Synopses & Reviews
During a meteoric career that spanned from 1825 to 1834, David Douglas made the first systematic collections of flora and fauna over many parts of the greater Pacific Northwest. Despite his early death, colleagues in Great Britain attached the Douglas name to more than 80 different species, including the iconic timber tree of the region. David Douglas, a Naturalist at Work
is a colorfully illustrated collection of essays that examines various aspects of Douglas's career, demonstrating the connections between his work in the Pacific Northwest of the 19th century and the place we know today. From the Columbia River's perilous bar to luminous blooms of mountain wildflowers; from ever-changing frontiers of technology to the quiet seasonal rhythms of tribal families gathering roots, these essays collapse time to shed light on people and landscapes.
This volume is the companion book to a major museum exhibit about Douglas's Pacific Northwest travels that will open at the Northwest Museum of Arts & Culture in Spokane in September 2012.

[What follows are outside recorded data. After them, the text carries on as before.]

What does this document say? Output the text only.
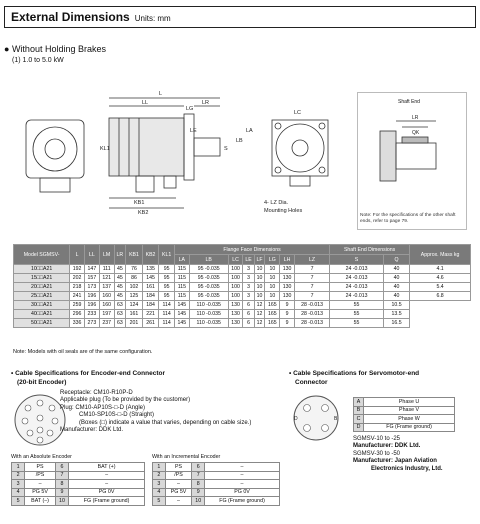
External Dimensions Units: mm
● Without Holding Brakes
(1) 1.0 to 5.0 kW
L
LL	LR
LG
LE
KL1
KB2
KB1
LC
LB
LA
S
4- LZ Dia.
Mounting Holes
Shaft End
LR
QK
Note: For the specifications of the other shaft ends, refer to page 79.
Model SGMSV-	L	LL	LM	LR	KB1	KB2	KL1	Flange Face Dimensions								Shaft End Dimensions		Approx. Mass kg
								LA	LB	LC	LE	LF	LG	LH	LZ	S	Q	
10□□A21	192	147	111	45	76	135	95	115	95 -0.035	100	3	10	10	130	7	24 -0.013	40	4.1
15□□A21	202	157	121	45	86	145	95	115	95 -0.035	100	3	10	10	130	7	24 -0.013	40	4.6
20□□A21	218	173	137	45	102	161	95	115	95 -0.035	100	3	10	10	130	7	24 -0.013	40	5.4
25□□A21	241	196	160	45	125	184	95	115	95 -0.035	100	3	10	10	130	7	24 -0.013	40	6.8
30□□A21	259	196	160	63	124	184	114	145	110 -0.035	130	6	12	165	9	28 -0.013	55	10.5	
40□□A21	296	233	197	63	161	221	114	145	110 -0.035	130	6	12	165	9	28 -0.013	55	13.5	
50□□A21	336	273	237	63	201	261	114	145	110 -0.035	130	6	12	165	9	28 -0.013	55	16.5	
Note: Models with oil seals are of the same configuration.
• Cable Specifications for Encoder-end Connector
(20-bit Encoder)
Receptacle: CM10-R10P-D
Applicable plug (To be provided by the customer)
Plug: CM10-AP10S-□-D (Angle)
CM10-SP10S-□-D (Straight)
(Boxes (□) indicate a value that varies, depending on cable size.)
Manufacturer: DDK Ltd.
With an Absolute Encoder
1	PS	6	BAT (+)
2	/PS	7	–
3	–	8	–
4	PG 5V	9	PG 0V
5	BAT (–)	10	FG (Frame ground)
With an Incremental Encoder
1	PS	6	–
2	/PS	7	–
3	–	8	–
4	PG 5V	9	PG 0V
5	–	10	FG (Frame ground)
• Cable Specifications for Servomotor-end
Connector
D	B
A	Phase U
B	Phase V
C	Phase W
D	FG (Frame ground)
SGMSV-10 to -25
Manufacturer: DDK Ltd.
SGMSV-30 to -50
Manufacturer: Japan Aviation
Electronics Industry, Ltd.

"The young David Douglas comes alive with the reading of this incredible thoughtful account, where upon revisiting the exact sites where Douglas collected 199 years ago, the author charmingly describes the species of plants and animals that Douglas encountered. This is a must read for any of us interested in the natural history of the Pacific Northwest." Estella B. Leopold, Professor Emeritus, University of Washington
"A beautifully illustrated companion to 'The Collector,' the author's best-selling biography of Douglas that won the 2010 Pacific Northwest Booksellers Award, this volume offers 10 essays that examine the Scottish naturalist's three trips to the Northwest between 1825-1834 and connects them to modern reality." The Seattle Times
"David Douglas, A Naturalist at Work, makes perceptive connections between people and place, and tantalizing connections across time." Barbara Lloyd McMichael, The Bookmonger
About the Author
Jack Nisbet is a teacher, naturalist, and nonfiction writer who focuses on the intersection of human and natural history in the Pacific Northwest. His award-winning books include the essay collection Visible Bones, the short stories of Purple Flat Top, and treatments of contact-era explorers David Thompson (Sources of the River) and David Douglas (The Collector).